Yesterday, I finished my Vipassana in Java, Indonesia.
Exiting a Vipassana is an intense experience. Everyone wants to know how it was, wants to hear about it. But how can you even sum up what you’ve experienced in ten days to someone who’s never experienced it before?
Goenka said: “The real work is done inside. Words are only pointers.”
What Is Goenka-Style Vipassana?
Goenka-style Vipassana is a 10-day silent meditation training course rooted in the Theravāda Buddhist tradition and taught worldwide through the lineage of Goenka, a Burmese teacher. The practice is offered entirely by donation, and taught in a standardized, non-sectarian format intended to be accessible to people of all backgrounds. His courses have been running for 55 years and are taught in over 90 countries, in 200+ permanent/non-permanent locations.
Vipassana means “to see things as they really are.” In practice, this meant that during the training course, we were not working with belief, ritual, or philosophy, but with direct observation of lived experience, specifically the relationship between sensation, craving, and aversion in the body.
As Goenka repeated throughout the course:
“Know yourself at the experiential level, not merely at the intellectual level.”

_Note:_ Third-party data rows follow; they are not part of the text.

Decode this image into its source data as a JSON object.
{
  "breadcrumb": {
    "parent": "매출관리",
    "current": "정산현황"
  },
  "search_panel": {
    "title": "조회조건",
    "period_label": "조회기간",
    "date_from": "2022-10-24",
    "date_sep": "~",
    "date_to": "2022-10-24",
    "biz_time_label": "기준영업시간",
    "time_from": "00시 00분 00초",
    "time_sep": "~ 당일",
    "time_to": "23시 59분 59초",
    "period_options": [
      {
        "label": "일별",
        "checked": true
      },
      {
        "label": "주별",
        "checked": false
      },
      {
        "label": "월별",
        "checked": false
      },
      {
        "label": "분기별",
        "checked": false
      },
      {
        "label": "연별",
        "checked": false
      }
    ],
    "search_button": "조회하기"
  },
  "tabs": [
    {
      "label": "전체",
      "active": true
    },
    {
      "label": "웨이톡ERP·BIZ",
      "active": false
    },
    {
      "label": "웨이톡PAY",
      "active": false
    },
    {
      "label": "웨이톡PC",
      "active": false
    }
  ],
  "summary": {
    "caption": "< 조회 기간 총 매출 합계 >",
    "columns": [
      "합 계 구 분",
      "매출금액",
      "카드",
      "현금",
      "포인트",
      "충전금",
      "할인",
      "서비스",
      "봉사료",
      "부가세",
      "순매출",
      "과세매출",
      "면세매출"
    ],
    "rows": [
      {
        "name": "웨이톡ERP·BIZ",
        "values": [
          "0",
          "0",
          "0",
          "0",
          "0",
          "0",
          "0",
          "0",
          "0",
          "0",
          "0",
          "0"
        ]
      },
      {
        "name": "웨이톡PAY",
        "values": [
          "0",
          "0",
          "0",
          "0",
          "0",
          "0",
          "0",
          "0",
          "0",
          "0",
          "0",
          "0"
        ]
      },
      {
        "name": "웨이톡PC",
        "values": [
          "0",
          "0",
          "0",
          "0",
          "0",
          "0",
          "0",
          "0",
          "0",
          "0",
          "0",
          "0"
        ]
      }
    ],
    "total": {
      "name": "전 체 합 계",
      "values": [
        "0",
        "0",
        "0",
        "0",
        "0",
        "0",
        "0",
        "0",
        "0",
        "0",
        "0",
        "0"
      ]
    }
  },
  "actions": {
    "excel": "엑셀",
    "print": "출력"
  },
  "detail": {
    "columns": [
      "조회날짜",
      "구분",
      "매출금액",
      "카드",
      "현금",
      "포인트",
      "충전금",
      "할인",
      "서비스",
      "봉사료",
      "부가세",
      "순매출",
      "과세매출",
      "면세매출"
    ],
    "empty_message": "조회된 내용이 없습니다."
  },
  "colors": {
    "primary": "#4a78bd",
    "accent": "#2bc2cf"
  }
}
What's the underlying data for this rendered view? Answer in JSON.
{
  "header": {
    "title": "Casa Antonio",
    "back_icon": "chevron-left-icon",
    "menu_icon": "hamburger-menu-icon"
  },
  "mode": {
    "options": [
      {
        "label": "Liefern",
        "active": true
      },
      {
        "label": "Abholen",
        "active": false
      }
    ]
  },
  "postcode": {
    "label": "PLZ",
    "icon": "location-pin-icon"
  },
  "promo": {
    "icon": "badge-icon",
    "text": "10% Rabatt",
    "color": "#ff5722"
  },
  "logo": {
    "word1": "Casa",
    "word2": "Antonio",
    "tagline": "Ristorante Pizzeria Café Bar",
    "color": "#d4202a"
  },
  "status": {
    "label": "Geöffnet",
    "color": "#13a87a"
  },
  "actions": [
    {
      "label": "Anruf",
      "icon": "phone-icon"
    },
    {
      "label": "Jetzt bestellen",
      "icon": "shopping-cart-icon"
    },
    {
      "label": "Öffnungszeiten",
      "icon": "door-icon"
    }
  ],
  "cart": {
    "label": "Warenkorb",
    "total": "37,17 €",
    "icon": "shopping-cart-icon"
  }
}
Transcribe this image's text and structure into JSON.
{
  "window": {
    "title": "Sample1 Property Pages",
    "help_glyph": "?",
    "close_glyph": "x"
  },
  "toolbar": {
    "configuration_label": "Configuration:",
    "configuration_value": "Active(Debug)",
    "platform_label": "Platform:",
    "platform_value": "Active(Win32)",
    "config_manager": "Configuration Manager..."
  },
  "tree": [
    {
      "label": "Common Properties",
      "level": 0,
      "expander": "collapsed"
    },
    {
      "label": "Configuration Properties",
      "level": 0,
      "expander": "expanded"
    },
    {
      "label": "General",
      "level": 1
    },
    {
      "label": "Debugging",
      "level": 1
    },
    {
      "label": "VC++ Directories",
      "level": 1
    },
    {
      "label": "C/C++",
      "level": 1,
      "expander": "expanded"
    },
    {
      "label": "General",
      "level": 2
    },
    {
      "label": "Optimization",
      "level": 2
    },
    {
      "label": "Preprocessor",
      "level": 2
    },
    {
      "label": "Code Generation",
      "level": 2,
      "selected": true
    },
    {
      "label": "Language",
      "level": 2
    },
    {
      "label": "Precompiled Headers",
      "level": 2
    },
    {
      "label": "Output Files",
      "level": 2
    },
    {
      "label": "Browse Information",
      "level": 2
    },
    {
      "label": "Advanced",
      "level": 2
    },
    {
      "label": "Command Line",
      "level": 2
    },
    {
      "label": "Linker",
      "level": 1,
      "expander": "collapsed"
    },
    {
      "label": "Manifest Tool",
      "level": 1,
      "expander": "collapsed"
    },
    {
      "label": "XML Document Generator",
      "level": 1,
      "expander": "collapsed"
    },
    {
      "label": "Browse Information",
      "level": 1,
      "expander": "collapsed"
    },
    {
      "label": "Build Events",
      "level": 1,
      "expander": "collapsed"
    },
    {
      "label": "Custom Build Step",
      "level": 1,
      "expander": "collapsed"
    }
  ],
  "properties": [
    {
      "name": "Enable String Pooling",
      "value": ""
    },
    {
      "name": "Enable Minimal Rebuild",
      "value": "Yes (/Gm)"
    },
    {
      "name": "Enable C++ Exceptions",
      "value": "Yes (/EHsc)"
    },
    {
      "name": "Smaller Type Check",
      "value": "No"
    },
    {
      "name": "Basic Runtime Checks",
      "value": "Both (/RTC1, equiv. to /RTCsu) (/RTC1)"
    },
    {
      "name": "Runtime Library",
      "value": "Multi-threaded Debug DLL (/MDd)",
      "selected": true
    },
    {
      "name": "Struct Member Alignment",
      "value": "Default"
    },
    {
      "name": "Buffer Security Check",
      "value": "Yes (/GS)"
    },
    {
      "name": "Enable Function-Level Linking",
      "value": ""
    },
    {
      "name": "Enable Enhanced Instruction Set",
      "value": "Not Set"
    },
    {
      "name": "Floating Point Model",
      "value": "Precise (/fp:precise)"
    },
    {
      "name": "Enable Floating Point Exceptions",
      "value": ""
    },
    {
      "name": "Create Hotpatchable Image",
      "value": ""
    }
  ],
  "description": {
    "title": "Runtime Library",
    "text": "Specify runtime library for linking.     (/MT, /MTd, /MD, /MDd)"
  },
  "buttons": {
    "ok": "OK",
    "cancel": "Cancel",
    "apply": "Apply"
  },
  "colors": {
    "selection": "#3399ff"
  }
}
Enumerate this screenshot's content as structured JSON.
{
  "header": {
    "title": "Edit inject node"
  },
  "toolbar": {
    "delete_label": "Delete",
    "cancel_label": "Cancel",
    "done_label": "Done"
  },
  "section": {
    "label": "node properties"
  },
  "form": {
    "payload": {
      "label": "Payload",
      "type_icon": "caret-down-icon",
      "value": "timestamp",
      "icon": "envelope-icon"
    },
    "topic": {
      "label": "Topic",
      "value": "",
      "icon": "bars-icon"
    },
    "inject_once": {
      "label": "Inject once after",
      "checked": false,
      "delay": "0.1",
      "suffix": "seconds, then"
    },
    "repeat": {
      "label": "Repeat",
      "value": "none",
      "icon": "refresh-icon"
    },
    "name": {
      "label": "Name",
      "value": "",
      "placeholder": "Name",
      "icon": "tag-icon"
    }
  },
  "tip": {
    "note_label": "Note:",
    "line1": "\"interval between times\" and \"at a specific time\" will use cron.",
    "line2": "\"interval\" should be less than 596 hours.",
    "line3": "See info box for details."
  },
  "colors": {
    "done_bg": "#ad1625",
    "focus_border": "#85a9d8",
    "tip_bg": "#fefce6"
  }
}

The Structure of the 10 Days
For ten days, we observed noble silence. This meant there was no speaking, reading, writing, phones, or eye contact. Goenka said that serious meditation cannot be done when not in Noble Silence, and after experiencing this past ten days, I believe this is true. I realized as the training progressed that because I was not texting, talking, interacting at all, looking at Instagram, etc - that I was not creating any new samskaras, or impressions on my mind. This allowed me to go really deep into my unconcious memories - what we call the karmashaya in yoga - and start to work through really deep rooted past samskaras, or trauma.
The daily schedule was rigorous: roughly 10–11 hours of meditation per day, beginning around 4:00 a.m. and ending at 9:00 p.m.
The retreat unfolded progressively:
Days 1–3: Ānāpāna (Mindfulness of Breath)
We trained attention on the natural breath, often at the nostrils. This sharpened concentration (samādhi) and steadied the mind.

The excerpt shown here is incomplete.